As my students have taken their last MAP tests today, I look at their results and sigh. I’ve written before about time and so for, so I won’t go into that, but today, it’s just a kind almost sadness.

I had one of my resource kids come over and offer me 3/4 of a page single spaced, 12 point font: “Read this!” So of course I did, and while it’s not going to win any grand awards, he put periods at the end of every sentence, and capitalized every “I” that refered to a person, a HUGE jump for him.  I had another student during our common reading time show me this silly story he’d written about a cat.  Again, nothing spectacular, but yet, it was a complete story: beginning, middle, end, characters, some kind of a plot, all of it. Goodness at the beginning of the year, getting three sentences to fit together was a struggle!

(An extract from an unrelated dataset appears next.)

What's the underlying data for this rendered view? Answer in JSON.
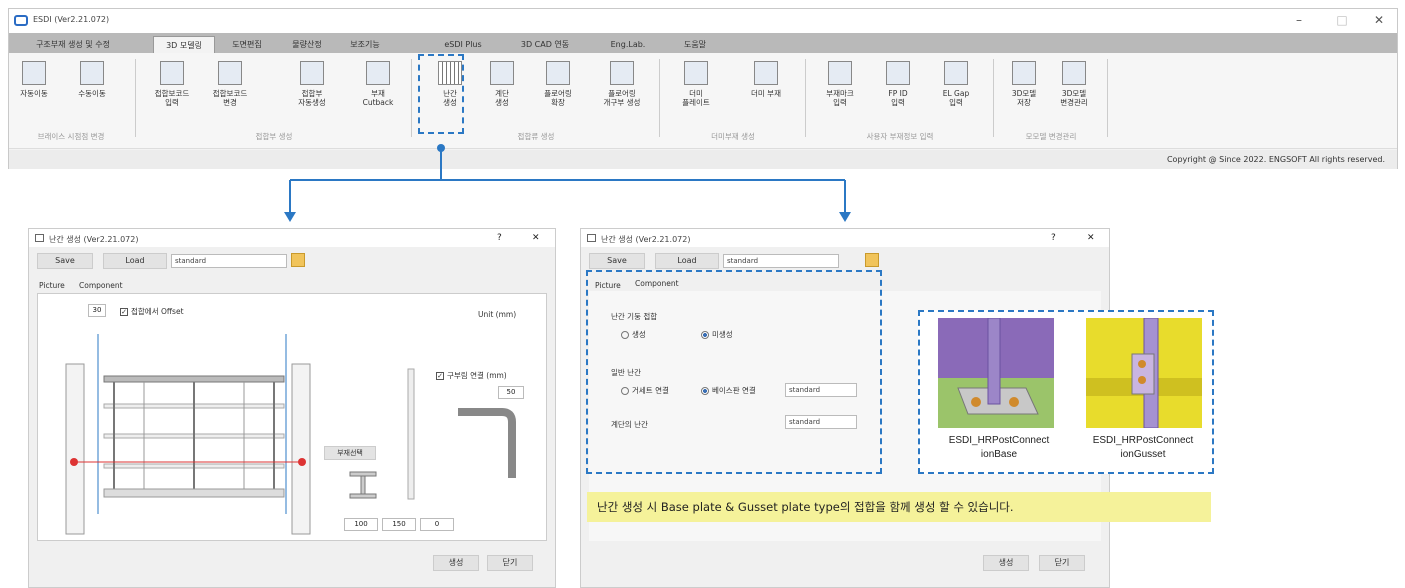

How do these victories show up on a MAP test? Honestly, they really don’t. I can’t tell the test, “hey look how J is capitalizing” or “oh B had a fight with his grandma this morning and is totally off”.  For those two above mentioned boys, these are gains that have been months in the making, yet, will fly right under the radar because they are so deficient in other areas.  And those boys will look at those scores, and the small battles won will be meaningless because the war of growth is being lost.

And what do we do about this? We give them the test, next year, hoping that along the way, they’ll keep winning those small battles.  Sad.